Pour défendre la reprise à son compte de ce texte, d’abord proposé par le sénateur Les Républicains Bruno Retailleau, le ministre de l’Intérieur a parlé de « brutes » : « Nous avons choisi de défendre les millions de Français qui n’en peuvent plus plutôt que quelques milliers de brutes », a déclaré Christophe Castaner, en introduction des débats à l’Assemblée nationale. Le mot, soigneusement choisi, donne le ton de la sévérité de la réponse qu’entend donner le gouvernement aux violences qui ont émaillé les manifestations des Gilets jaunes ces dernières semaines. Notons qu’il y a huit jours, devant les députés de la commission des Lois, il avait parlé d’une loi visant jusqu’à« 200 » casseurs.

 

Le ministre de l’Intérieur a défendu son texte mercredi 30 janvier, qui permettrait selon lui de protéger les manifestants contre « quelques milliers de brutes ». Devant la commission des Lois de l’Assemblée nationale, la semaine passée, le ministre évoquait « 200 casseurs » seulement.

Interpellations massives

Malgré d’intenses débats, finalement, « le texte a pour l’instant peu bougé », estime Ugo Bernalicis, député La France insoumise.

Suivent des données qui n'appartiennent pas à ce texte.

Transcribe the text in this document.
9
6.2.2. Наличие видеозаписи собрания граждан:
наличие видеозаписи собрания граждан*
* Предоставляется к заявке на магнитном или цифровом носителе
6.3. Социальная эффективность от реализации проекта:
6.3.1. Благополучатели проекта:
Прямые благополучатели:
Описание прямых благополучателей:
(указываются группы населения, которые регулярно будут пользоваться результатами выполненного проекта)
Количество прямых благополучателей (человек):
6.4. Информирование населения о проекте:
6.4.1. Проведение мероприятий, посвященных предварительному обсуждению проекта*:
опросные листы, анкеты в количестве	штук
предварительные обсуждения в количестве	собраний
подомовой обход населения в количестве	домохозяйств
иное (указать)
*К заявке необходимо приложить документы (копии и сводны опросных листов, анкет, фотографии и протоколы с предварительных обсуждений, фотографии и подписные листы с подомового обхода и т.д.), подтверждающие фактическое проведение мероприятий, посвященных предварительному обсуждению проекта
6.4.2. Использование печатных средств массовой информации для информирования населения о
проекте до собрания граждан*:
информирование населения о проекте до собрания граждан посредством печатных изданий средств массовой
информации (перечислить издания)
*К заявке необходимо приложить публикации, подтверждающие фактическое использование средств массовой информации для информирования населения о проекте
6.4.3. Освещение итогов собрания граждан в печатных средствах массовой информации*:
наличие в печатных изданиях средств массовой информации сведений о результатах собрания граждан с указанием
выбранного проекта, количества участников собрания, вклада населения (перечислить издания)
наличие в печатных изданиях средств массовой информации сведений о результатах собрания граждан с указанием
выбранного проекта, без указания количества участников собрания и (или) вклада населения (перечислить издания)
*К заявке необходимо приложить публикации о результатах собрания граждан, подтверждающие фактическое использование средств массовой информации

Les articles 1 et 2 sont ceux qui ont suscité le plus d’inquiétudes et discussions dans l’hémicycle. L’article premier prévoyait dans sa première version l’instauration de périmètres de sécurité à l’image de ceux utilisés pendant l’Euro 2016 de football, qui permettraient de fouiller toute personne souhaitant entrer dans une zone, sur simple décision du préfet. Finalement, les députés ont suivi le gouvernement : la mention des périmètres de sécurité a disparu, mais sur réquisition du procureur de la République, il sera possible pour les forces de l’ordre de procéder à la fouille des personnes, bagages et véhicules dans et aux abords d’une manifestation, le but étant de repérer tout objet pouvant être utilisé comme une arme. Le tout sera possible jusqu’à 24 heures avant la manifestation, alors que les députés La République en marche (LREM) et notamment la rapporteuse du texte Alice Thourot souhaitaient le limiter à deux heures.

 

« C’est très flou, on pourra considérer comme une arme y compris des choses assez insolites, regrette Vincent Chamoillaux, le secrétaire général du Syndicat de la magistrature. On risque de tomber dans une pratique assez extensive, justifiant de nombreuses gardes à vue, juste parce que vous avez une hampe pour porter votre drapeau. » « Les gens ne seront pas forcément poursuivis, mais ils auront été privés de liberté jusqu’à 48 heures et ce sera inscrit dans le fichier des antécédents judiciaires alors qu’ils voulaient juste aller en manif », ajoute Nicolas Krameyer d’Amnesty International. « Cela ferait un motif de plus permettant de justifier des interpellations massives, telles que celles pratiquées les 1er et 8 décembre, où l’on avait aussi utilisé un délit putatif de regroupement en vue de commettre des violences. »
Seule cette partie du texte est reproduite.